I have this super-course, grainy mustard with whole seeds in a crock that’s amazing with cheeses.

Alright:
Roland Moutarde a L’Ancienne

Cheese and mustard are a perfect pairing.

Jeruba's avatar

I used to work with a woman who absolutely loathed both chicken and celery. It was not possible to have a group lunch, plan a potluck, or discuss menus for an event without having to hear her opinion, expressed in the strongest terms, of how revolting she found those foods.

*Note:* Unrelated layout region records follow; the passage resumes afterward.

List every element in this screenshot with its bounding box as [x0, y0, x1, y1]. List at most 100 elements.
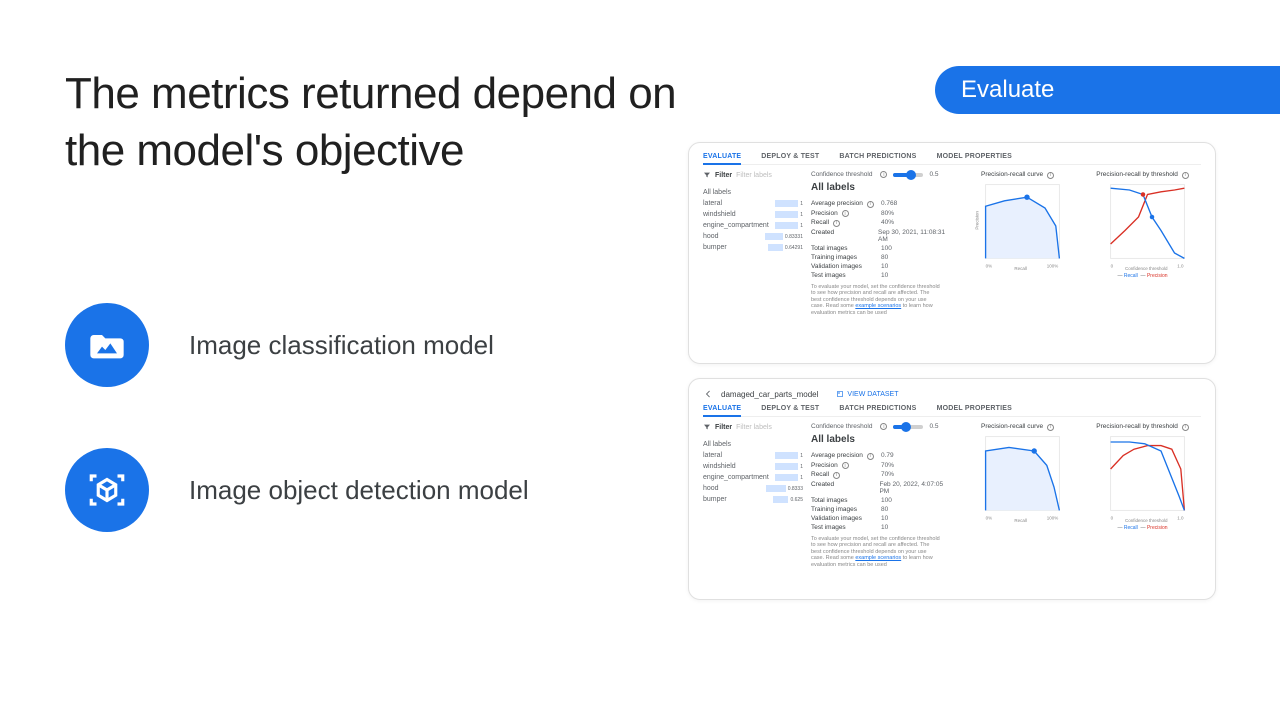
- all-labels-heading: All labels: [811, 182, 953, 193]
- help-link[interactable]: example scenarios: [855, 303, 901, 309]
- tab-batch[interactable]: BATCH PREDICTIONS: [839, 153, 916, 160]
- svg-text:1.0: 1.0: [1177, 263, 1184, 268]
- chart-legend: — Recall — Precision: [1084, 273, 1201, 279]
- metric-row: CreatedSep 30, 2021, 11:08:31 AM: [811, 228, 953, 244]
- filter-placeholder: Filter labels: [736, 424, 772, 431]
- label-row[interactable]: All labels: [703, 439, 803, 450]
- info-icon[interactable]: i: [1182, 424, 1189, 431]
- tab-evaluate[interactable]: EVALUATE: [703, 405, 741, 417]
- metric-row: Total images100: [811, 244, 953, 253]
- tab-evaluate[interactable]: EVALUATE: [703, 153, 741, 165]
- label-row[interactable]: engine_compartment1: [703, 220, 803, 231]
- view-dataset-link[interactable]: VIEW DATASET: [836, 390, 898, 398]
- metric-row: Recall i40%: [811, 218, 953, 228]
- filter-label: Filter: [715, 424, 732, 431]
- tab-batch[interactable]: BATCH PREDICTIONS: [839, 405, 916, 412]
- help-text: To evaluate your model, set the confiden…: [811, 536, 941, 569]
- model-header: damaged_car_parts_model VIEW DATASET: [703, 389, 1201, 399]
- filter-row[interactable]: Filter Filter labels: [703, 423, 803, 431]
- info-icon[interactable]: i: [1047, 424, 1054, 431]
- info-icon[interactable]: i: [1047, 172, 1054, 179]
- metric-row: Total images100: [811, 496, 953, 505]
- svg-text:100%: 100%: [1046, 263, 1058, 268]
- pr-curve-chart: Precision-recall curve i Precision 0% 10…: [959, 171, 1076, 316]
- svg-text:Recall: Recall: [1014, 518, 1027, 523]
- item-label: Image classification model: [189, 330, 494, 361]
- item-label: Image object detection model: [189, 475, 529, 506]
- confidence-label: Confidence threshold: [811, 171, 872, 178]
- tab-props[interactable]: MODEL PROPERTIES: [937, 405, 1012, 412]
- metric-row: Test images10: [811, 523, 953, 532]
- tab-props[interactable]: MODEL PROPERTIES: [937, 153, 1012, 160]
- info-icon[interactable]: i: [880, 171, 887, 178]
- label-row[interactable]: bumper0.625: [703, 494, 803, 505]
- chart-legend: — Recall — Precision: [1084, 525, 1201, 531]
- label-row[interactable]: lateral1: [703, 198, 803, 209]
- item-classification: Image classification model: [65, 303, 494, 387]
- metric-row: Test images10: [811, 271, 953, 280]
- help-text: To evaluate your model, set the confiden…: [811, 284, 941, 317]
- metric-row: CreatedFeb 20, 2022, 4:07:05 PM: [811, 480, 953, 496]
- metric-row: Training images80: [811, 505, 953, 514]
- section-pill: Evaluate: [935, 66, 1280, 114]
- confidence-value: 0.5: [929, 423, 938, 430]
- screenshot-classification-eval: EVALUATE DEPLOY & TEST BATCH PREDICTIONS…: [688, 142, 1216, 364]
- label-row[interactable]: bumper0.64291: [703, 242, 803, 253]
- metric-row: Training images80: [811, 253, 953, 262]
- pr-threshold-chart: Precision-recall by threshold i 0 1.0 Co…: [1084, 171, 1201, 316]
- metrics-block: Average precision i0.79Precision i70%Rec…: [811, 451, 953, 532]
- svg-text:Precision: Precision: [974, 210, 979, 229]
- label-row[interactable]: lateral1: [703, 450, 803, 461]
- confidence-label: Confidence threshold: [811, 423, 872, 430]
- metric-row: Precision i70%: [811, 461, 953, 471]
- filter-label: Filter: [715, 172, 732, 179]
- filter-icon: [703, 423, 711, 431]
- image-folder-icon: [65, 303, 149, 387]
- tab-bar: EVALUATE DEPLOY & TEST BATCH PREDICTIONS…: [703, 153, 1201, 165]
- item-detection: Image object detection model: [65, 448, 529, 532]
- pr-threshold-chart: Precision-recall by threshold i 0 1.0 Co…: [1084, 423, 1201, 568]
- tab-bar: EVALUATE DEPLOY & TEST BATCH PREDICTIONS…: [703, 405, 1201, 417]
- metric-row: Precision i80%: [811, 209, 953, 219]
- metric-row: Validation images10: [811, 262, 953, 271]
- help-link[interactable]: example scenarios: [855, 555, 901, 561]
- metrics-block: Average precision i0.768Precision i80%Re…: [811, 199, 953, 280]
- slide-title: The metrics returned depend on the model…: [65, 65, 715, 179]
- svg-text:100%: 100%: [1046, 515, 1058, 520]
- screenshot-detection-eval: damaged_car_parts_model VIEW DATASET EVA…: [688, 378, 1216, 600]
- label-list: All labelslateral1windshield1engine_comp…: [703, 187, 803, 253]
- filter-row[interactable]: Filter Filter labels: [703, 171, 803, 179]
- filter-icon: [703, 171, 711, 179]
- info-icon[interactable]: i: [1182, 172, 1189, 179]
- pr-curve-chart: Precision-recall curve i 0% 100% Recall: [959, 423, 1076, 568]
- label-row[interactable]: hood0.83331: [703, 231, 803, 242]
- metric-row: Average precision i0.79: [811, 451, 953, 461]
- back-arrow-icon[interactable]: [703, 389, 713, 399]
- svg-text:0%: 0%: [985, 263, 992, 268]
- confidence-slider[interactable]: Confidence threshold i 0.5: [811, 423, 953, 430]
- svg-text:Recall: Recall: [1014, 266, 1027, 271]
- tab-deploy[interactable]: DEPLOY & TEST: [761, 405, 819, 412]
- label-row[interactable]: engine_compartment1: [703, 472, 803, 483]
- info-icon[interactable]: i: [880, 423, 887, 430]
- label-row[interactable]: hood0.8333: [703, 483, 803, 494]
- label-row[interactable]: windshield1: [703, 461, 803, 472]
- label-row[interactable]: windshield1: [703, 209, 803, 220]
- svg-text:Confidence threshold: Confidence threshold: [1125, 266, 1168, 271]
- svg-text:0%: 0%: [985, 515, 992, 520]
- svg-text:0: 0: [1110, 515, 1113, 520]
- model-name: damaged_car_parts_model: [721, 390, 818, 399]
- dataset-icon: [836, 390, 844, 398]
- confidence-value: 0.5: [929, 171, 938, 178]
- label-row[interactable]: All labels: [703, 187, 803, 198]
- confidence-slider[interactable]: Confidence threshold i 0.5: [811, 171, 953, 178]
- tab-deploy[interactable]: DEPLOY & TEST: [761, 153, 819, 160]
- filter-placeholder: Filter labels: [736, 172, 772, 179]
- metric-row: Validation images10: [811, 514, 953, 523]
- svg-text:1.0: 1.0: [1177, 515, 1184, 520]
- label-list: All labelslateral1windshield1engine_comp…: [703, 439, 803, 505]
- metric-row: Recall i70%: [811, 470, 953, 480]
- all-labels-heading: All labels: [811, 434, 953, 445]
- svg-text:0: 0: [1110, 263, 1113, 268]
- cube-scan-icon: [65, 448, 149, 532]
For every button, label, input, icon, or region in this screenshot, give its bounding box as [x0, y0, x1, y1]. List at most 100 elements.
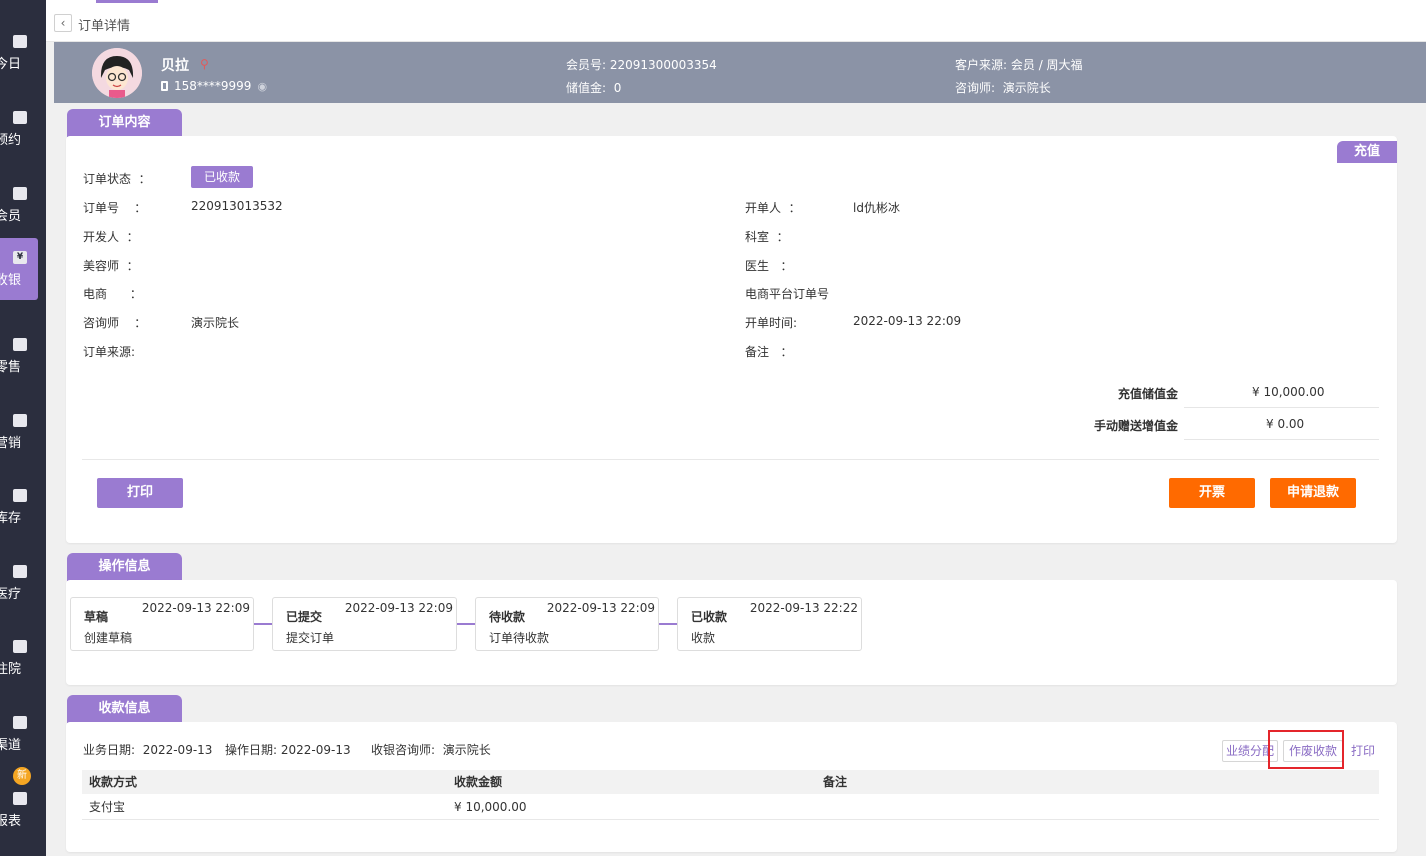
member-consultant: 咨询师: 演示院长 — [955, 81, 1051, 95]
calendar-check-icon — [13, 110, 27, 124]
step-desc: 订单待收款 — [489, 631, 550, 645]
remark-label: 备注 ： — [745, 345, 793, 359]
nav-item-appointment[interactable]: 预约 — [0, 98, 38, 160]
page-title: 订单详情 — [78, 19, 131, 34]
inventory-icon — [13, 488, 27, 502]
nav-item-inventory[interactable]: 库存 — [0, 476, 38, 538]
nav-item-member[interactable]: 会员 — [0, 174, 38, 236]
order-content-panel: 充值 订单状态 ： 已收款 订单号 ： 220913013532 开发人 ： 美… — [66, 136, 1397, 543]
channel-icon — [13, 715, 27, 729]
nav-item-report[interactable]: 报表 — [0, 779, 38, 841]
step-time: 2022-09-13 22:22 — [749, 601, 858, 615]
step-title: 已提交 — [286, 610, 323, 624]
payment-method: 支付宝 — [89, 800, 126, 814]
eye-icon[interactable]: ◉ — [257, 80, 267, 93]
step-paid: 已收款 2022-09-13 22:22 收款 — [677, 597, 862, 651]
open-time-value: 2022-09-13 22:09 — [853, 314, 962, 328]
print-payment-button[interactable]: 打印 — [1347, 740, 1379, 762]
beautician-label: 美容师 ： — [83, 259, 139, 273]
report-icon — [13, 791, 27, 805]
step-time: 2022-09-13 22:09 — [546, 601, 655, 615]
nav-label: 会员 — [0, 208, 21, 224]
nav-label: 库存 — [0, 510, 21, 526]
table-row: 支付宝 ¥ 10,000.00 — [82, 794, 1379, 820]
sum-divider — [1184, 439, 1379, 440]
nav-label: 今日 — [0, 56, 21, 72]
phone-icon — [161, 81, 168, 91]
bookmark-icon — [13, 413, 27, 427]
step-submitted: 已提交 2022-09-13 22:09 提交订单 — [272, 597, 457, 651]
consultant-label: 咨询师 ： — [83, 316, 147, 330]
nav-item-cashier[interactable]: ¥ 收银 — [0, 238, 38, 300]
member-phone: 158****9999 ◉ — [161, 79, 267, 93]
step-title: 已收款 — [691, 610, 728, 624]
payment-panel: 业务日期: 2022-09-13 操作日期: 2022-09-13 收银咨询师:… — [66, 722, 1397, 852]
step-title: 待收款 — [489, 610, 526, 624]
creator-label: 开单人 ： — [745, 201, 801, 215]
member-name: 贝拉 — [161, 58, 189, 74]
step-desc: 收款 — [691, 631, 716, 645]
new-badge: 新 — [13, 767, 31, 785]
step-draft: 草稿 2022-09-13 22:09 创建草稿 — [70, 597, 254, 651]
creator-value: ld仇彬冰 — [853, 201, 900, 215]
payment-table-header: 收款方式 收款金额 备注 — [82, 770, 1379, 794]
op-date: 操作日期: 2022-09-13 — [225, 743, 351, 757]
step-title: 草稿 — [84, 610, 109, 624]
tab-operations[interactable]: 操作信息 — [67, 553, 182, 581]
breadcrumb: ‹ 订单详情 — [46, 6, 1426, 42]
order-source-label: 订单来源: — [83, 345, 136, 359]
operations-panel: 草稿 2022-09-13 22:09 创建草稿 已提交 2022-09-13 … — [66, 580, 1397, 685]
nav-item-retail[interactable]: 零售 — [0, 325, 38, 387]
platform-order-label: 电商平台订单号 — [745, 287, 830, 301]
gift-value: ¥ 0.00 — [1266, 417, 1305, 431]
gift-label: 手动赠送增值金 — [1093, 419, 1178, 433]
tab-order-content[interactable]: 订单内容 — [67, 109, 182, 137]
nav-label: 住院 — [0, 661, 21, 677]
panel-divider — [82, 459, 1379, 460]
sidebar-nav: 今日 预约 会员 ¥ 收银 零售 营销 库存 医疗 住院 渠道 报表 新 — [0, 0, 46, 856]
nav-label: 预约 — [0, 132, 21, 148]
step-connector — [659, 623, 677, 625]
column-header: 收款金额 — [454, 775, 503, 789]
biz-date: 业务日期: 2022-09-13 — [83, 743, 213, 757]
status-badge: 已收款 — [191, 166, 253, 188]
yuan-icon: ¥ — [13, 250, 27, 264]
invoice-button[interactable]: 开票 — [1169, 478, 1255, 508]
phone-number: 158****9999 — [174, 79, 252, 93]
nav-item-channel[interactable]: 渠道 — [0, 703, 38, 765]
ecommerce-label: 电商 ： — [83, 287, 142, 301]
order-type-tag: 充值 — [1337, 141, 1397, 163]
nav-item-today[interactable]: 今日 — [0, 22, 38, 84]
nav-label: 报表 — [0, 813, 21, 829]
nav-label: 医疗 — [0, 586, 21, 602]
highlight-box — [1268, 730, 1344, 769]
nav-label: 收银 — [0, 272, 21, 288]
recharge-label: 充值储值金 — [1117, 387, 1178, 401]
doctor-label: 医生 ： — [745, 259, 793, 273]
hospital-icon — [13, 639, 27, 653]
back-button[interactable]: ‹ — [54, 14, 72, 32]
nav-label: 零售 — [0, 359, 21, 375]
nav-item-marketing[interactable]: 营销 — [0, 401, 38, 463]
nav-item-medical[interactable]: 医疗 — [0, 552, 38, 614]
print-button[interactable]: 打印 — [97, 478, 183, 508]
step-desc: 提交订单 — [286, 631, 335, 645]
tab-payment[interactable]: 收款信息 — [67, 695, 182, 723]
consultant-value: 演示院长 — [191, 316, 240, 330]
step-connector — [457, 623, 475, 625]
chat-icon — [13, 34, 27, 48]
column-header: 备注 — [823, 775, 848, 789]
refund-button[interactable]: 申请退款 — [1270, 478, 1356, 508]
order-no-value: 220913013532 — [191, 199, 283, 213]
nav-item-inpatient[interactable]: 住院 — [0, 627, 38, 689]
sum-divider — [1184, 407, 1379, 408]
step-desc: 创建草稿 — [84, 631, 133, 645]
member-no: 会员号: 22091300003354 — [566, 58, 717, 72]
cashier-consultant: 收银咨询师: 演示院长 — [371, 743, 491, 757]
tag-icon: ⚲ — [200, 57, 209, 71]
active-tab-indicator — [96, 0, 158, 3]
customer-source: 客户来源: 会员 / 周大福 — [955, 58, 1083, 72]
developer-label: 开发人 ： — [83, 230, 139, 244]
avatar — [92, 48, 142, 98]
recharge-value: ¥ 10,000.00 — [1252, 385, 1325, 399]
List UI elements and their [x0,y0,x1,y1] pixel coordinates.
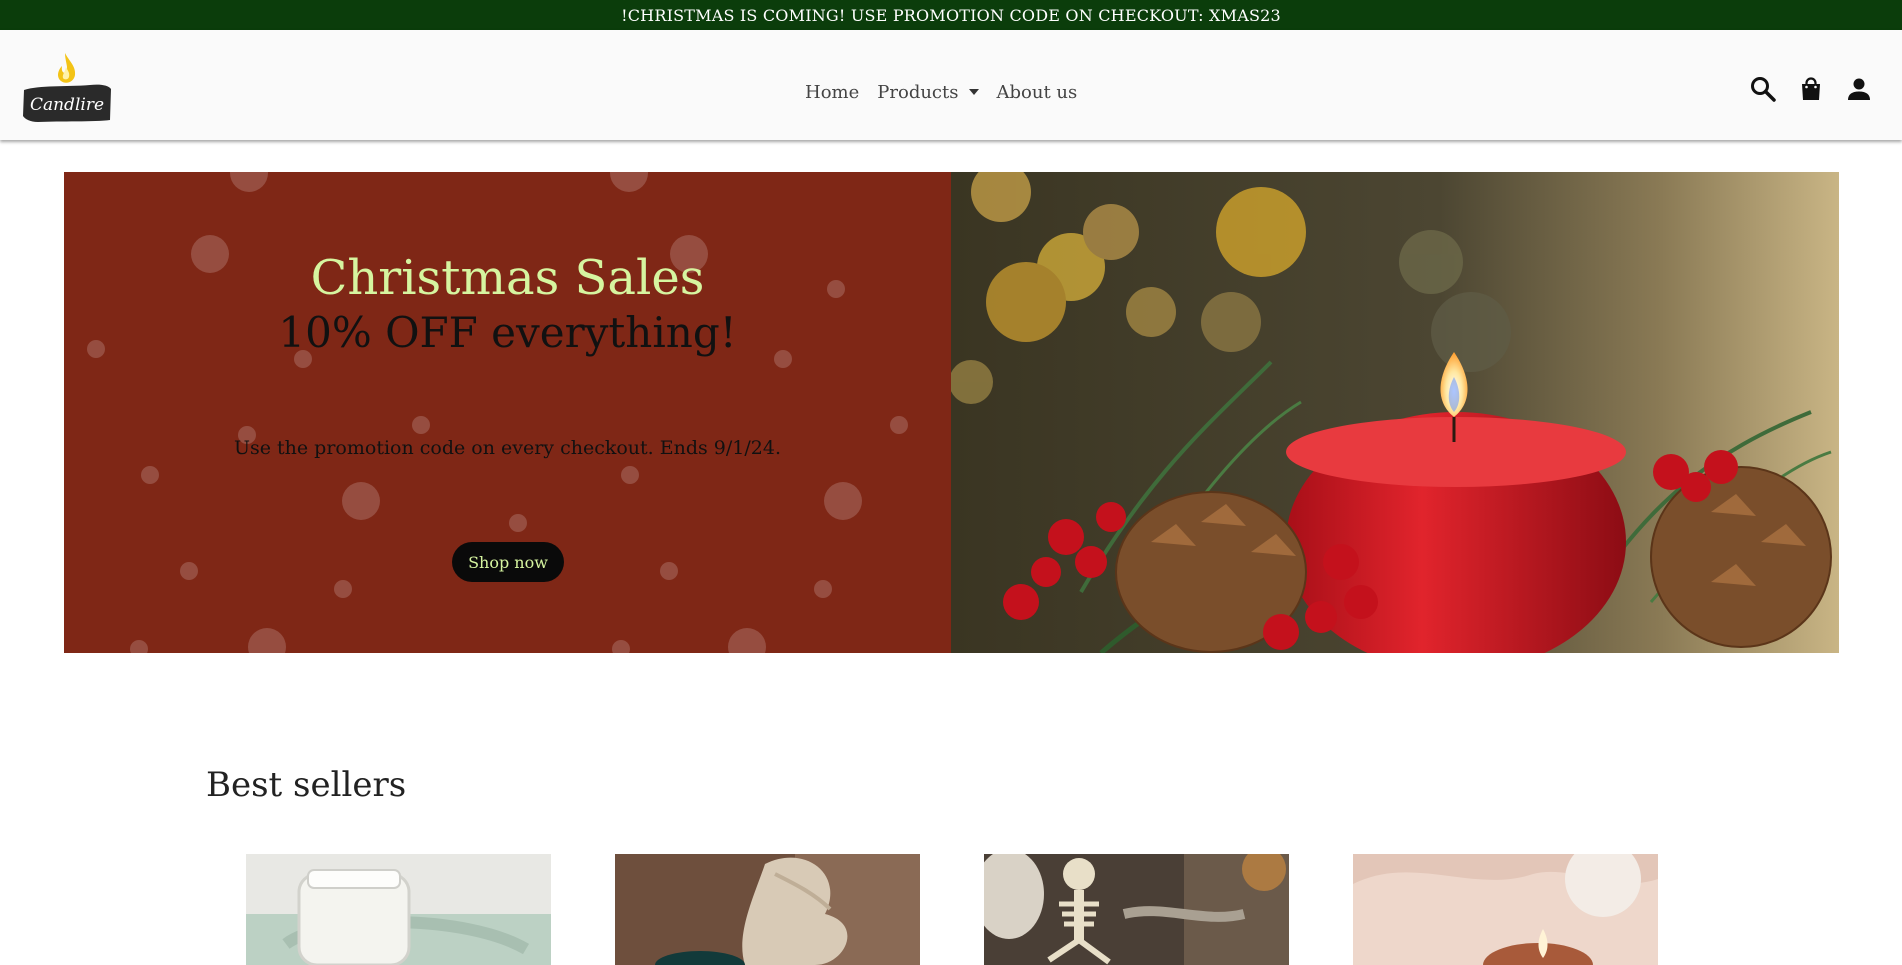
hero-title: Christmas Sales [310,250,705,306]
snow-dot [130,640,148,653]
brand-logo[interactable]: Candlire [20,48,114,122]
snow-dot [824,482,862,520]
site-header: Candlire Home Products About us [0,30,1902,140]
product-card[interactable] [1353,854,1658,965]
candle-jar-image [246,854,551,965]
snow-dot [660,562,678,580]
user-icon [1848,78,1870,100]
product-card[interactable] [615,854,920,965]
nav-products-label: Products [877,81,959,103]
snow-dot [180,562,198,580]
snow-dot [621,466,639,484]
search-button[interactable] [1750,76,1776,102]
shopping-bag-icon [1802,77,1820,100]
best-sellers-list [246,854,1658,965]
nav-products[interactable]: Products [877,81,979,103]
hero-description: Use the promotion code on every checkout… [233,437,781,459]
flame-icon [58,53,76,83]
snow-dot [814,580,832,598]
snow-dot [342,482,380,520]
snow-dot [612,640,630,653]
hero-banner: Christmas Sales 10% OFF everything! Use … [64,172,1839,653]
best-sellers-title: Best sellers [206,765,407,805]
header-actions [1750,30,1872,140]
snow-dot [412,416,430,434]
hero-promo-panel: Christmas Sales 10% OFF everything! Use … [64,172,951,653]
cart-button[interactable] [1798,76,1824,102]
nav-home[interactable]: Home [805,82,859,103]
product-card[interactable] [984,854,1289,965]
hero-candle-image [951,172,1839,653]
nav-about[interactable]: About us [997,82,1078,103]
hero-subtitle: 10% OFF everything! [278,308,737,357]
brand-name: Candlire [30,95,104,115]
search-icon [1751,77,1776,102]
snow-dot [728,628,766,653]
chevron-down-icon [968,89,979,95]
main-nav: Home Products About us [805,30,1077,140]
gift-candle-image [615,854,920,965]
announcement-text: !CHRISTMAS IS COMING! USE PROMOTION CODE… [621,5,1281,25]
snow-dot [141,466,159,484]
account-button[interactable] [1846,76,1872,102]
snow-dot [890,416,908,434]
skeleton-candle-image [984,854,1289,965]
snow-dot [230,172,268,192]
snow-dot [248,628,286,653]
announcement-bar: !CHRISTMAS IS COMING! USE PROMOTION CODE… [0,0,1902,30]
product-card[interactable] [246,854,551,965]
snow-dot [509,514,527,532]
shop-now-button[interactable]: Shop now [452,542,564,582]
lit-candle-image [1353,854,1658,965]
snow-dot [610,172,648,192]
snow-dot [334,580,352,598]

Everyone knew how she felt about them and did not need to hear her rant everytime anyone else mentioned them.

So how about if the haters find another thread?

ibstubro's avatar

“Can we talk about mustard?” pretty much leaves the discussion open to anything mustard related? @Jeruba

Dutchess_III's avatar

Oh, come on @Jeruba. I’m just joking around. I eat mustard in certain circumstances, on hot dogs for example. I’m not serious and I don’t have an actual vendetta against mustard. Chill.

Jeruba's avatar

Ok, then, maybe it’s just not my day for humor. I must be the only one who doesn’t care for references to vomiting in the midst of an entertaining discussion about food. So never mind, just ignore my comment.